I dearly love being a member of the Rodale Pleasant Park Community Garden. For me, the garden is a peaceful oasis for reading a book, a beautiful site to host barbeques, and a fascinating laboratory where every seedling that comes up in my plot feels like a miracle.Lucia Russett
In 2003 this space received a generous gift from the Rodale Family Foundation for capital improvements and garden revitalization. Working with community members and renowned landscape designer Billie Cohen, NYRP construction and horticultural crews re-imagined the site – installing secure fencing, landscaped common areas and 17 raised vegetable beds.

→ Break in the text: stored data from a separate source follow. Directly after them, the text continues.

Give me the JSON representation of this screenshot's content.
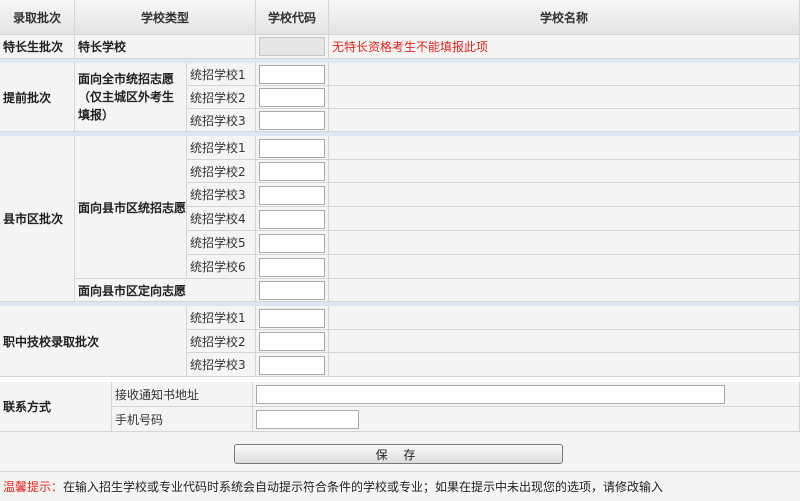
{
  "header": {
    "col_batch": "录取批次",
    "col_type": "学校类型",
    "col_code": "学校代码",
    "col_name": "学校名称"
  },
  "special": {
    "batch": "特长生批次",
    "type": "特长学校",
    "warning": "无特长资格考生不能填报此项"
  },
  "early": {
    "batch": "提前批次",
    "type": "面向全市统招志愿（仅主城区外考生填报）",
    "items": [
      "统招学校1",
      "统招学校2",
      "统招学校3"
    ]
  },
  "county": {
    "batch": "县市区批次",
    "type_general": "面向县市区统招志愿",
    "items": [
      "统招学校1",
      "统招学校2",
      "统招学校3",
      "统招学校4",
      "统招学校5",
      "统招学校6"
    ],
    "type_directed": "面向县市区定向志愿"
  },
  "vocational": {
    "batch": "职中技校录取批次",
    "items": [
      "统招学校1",
      "统招学校2",
      "统招学校3"
    ]
  },
  "contact": {
    "label": "联系方式",
    "address_label": "接收通知书地址",
    "phone_label": "手机号码"
  },
  "save_label": "保 存",
  "tip": {
    "title": "温馨提示：",
    "text": "在输入招生学校或专业代码时系统会自动提示符合条件的学校或专业；如果在提示中未出现您的选项，请修改输入"
  }
}
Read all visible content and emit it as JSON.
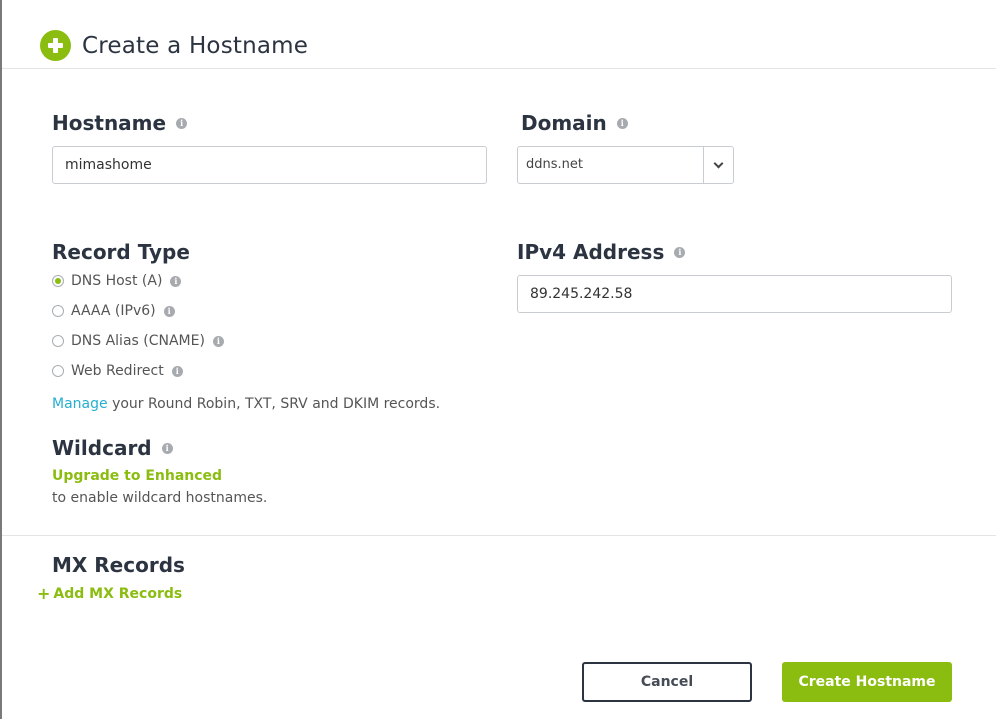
{
  "modal": {
    "title": "Create a Hostname",
    "title_icon": "plus-circle-icon"
  },
  "hostname": {
    "label": "Hostname",
    "value": "mimashome"
  },
  "domain": {
    "label": "Domain",
    "selected": "ddns.net"
  },
  "record_type": {
    "label": "Record Type",
    "options": [
      {
        "label": "DNS Host (A)",
        "checked": true
      },
      {
        "label": "AAAA (IPv6)",
        "checked": false
      },
      {
        "label": "DNS Alias (CNAME)",
        "checked": false
      },
      {
        "label": "Web Redirect",
        "checked": false
      }
    ],
    "manage_link": "Manage",
    "manage_text": " your Round Robin, TXT, SRV and DKIM records."
  },
  "ipv4": {
    "label": "IPv4 Address",
    "value": "89.245.242.58"
  },
  "wildcard": {
    "label": "Wildcard",
    "upgrade_link": "Upgrade to Enhanced",
    "upgrade_text": "to enable wildcard hostnames."
  },
  "mx": {
    "label": "MX Records",
    "add_link": "Add MX Records"
  },
  "info_glyph": "i",
  "buttons": {
    "cancel": "Cancel",
    "create": "Create Hostname"
  },
  "colors": {
    "accent_green": "#8bbd10",
    "link_blue": "#26aed0",
    "heading": "#2b3440"
  }
}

In addition, NYRP staff built and installed a number of innovative, eco-friendly amenities, including a 1,100-gallon rainwater collection system, a composting toilet and a garden shed and meeting room created with sustainable straw-bale construction techniques. In addition to funding the garden’s restoration and endowment, Rodale also organized the donation of supplies from garden-industry advertisers to help community members maintain their newly renovated green space – including watering cans, tomato cages and gardening tools.

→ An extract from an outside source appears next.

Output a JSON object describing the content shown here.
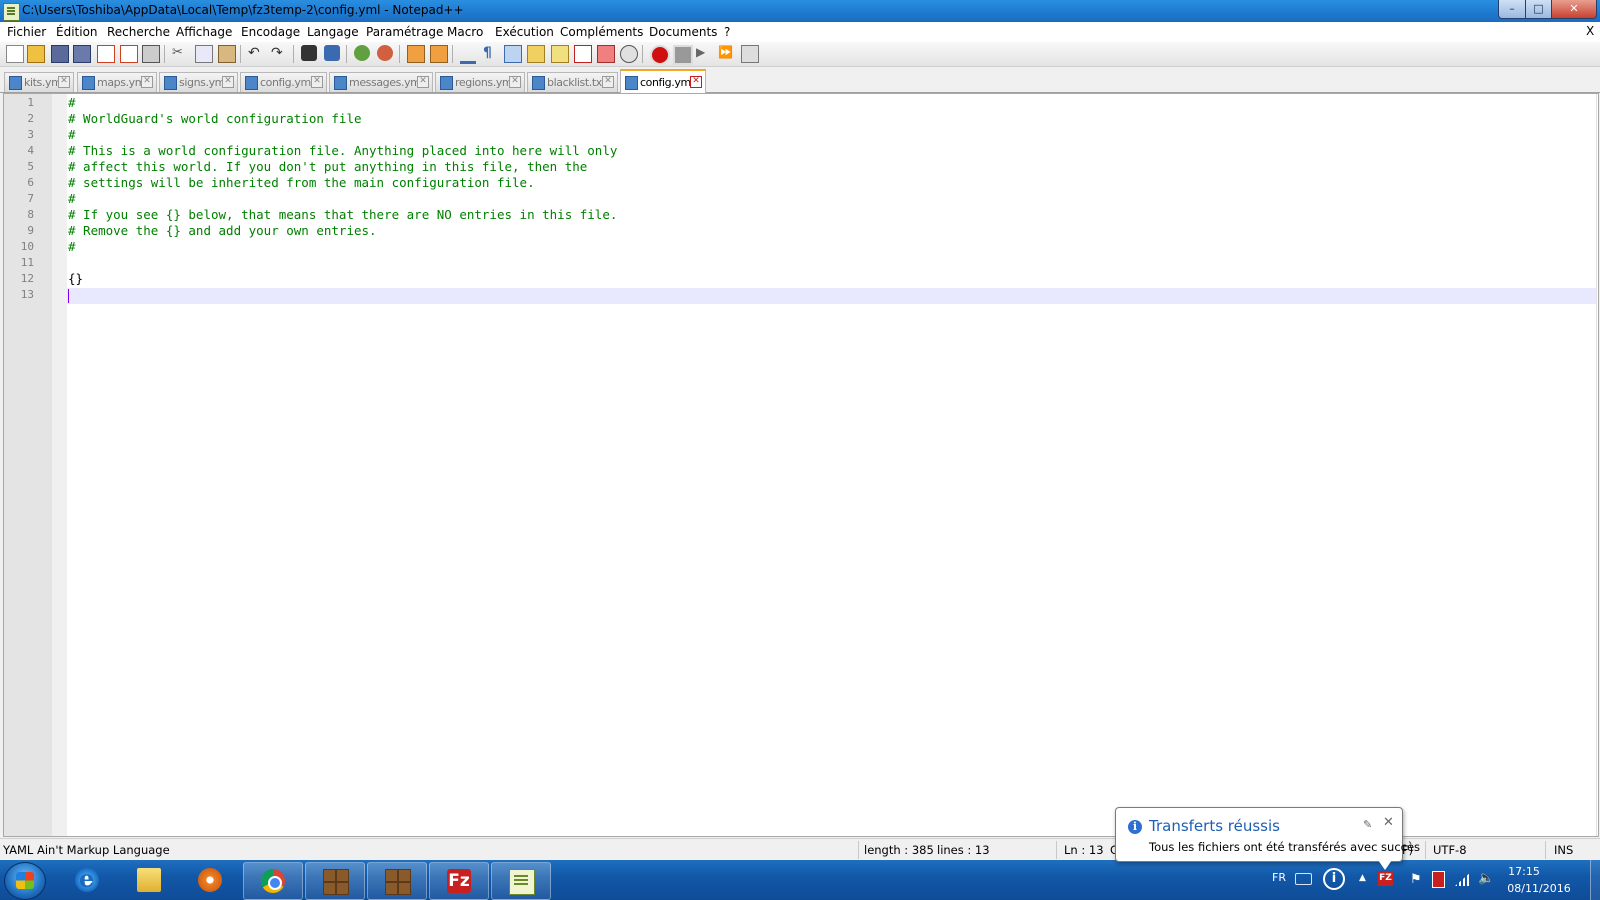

Today, Rodale Pleasant Park’s membership numbers dozens of regular gardeners and there is a waiting list among community members for gardening spaces. Although vegetable growing is its primary activity, the garden also features areas designed for ornamental gardening and group gatherings including a colorful, tile patio mosaic designed by neighborhood children.
Located in East Harlem, this 9,800-square-foot garden spans a full block of open space – encompassing three lots – and sits across the street from Thomas Jefferson Park. Located near the New York City Housing Authority’s Jefferson Houses, several schools, apartment buildings and small businesses – the Rodale Pleasant Park Community Garden serves a busy and growing neighborhood.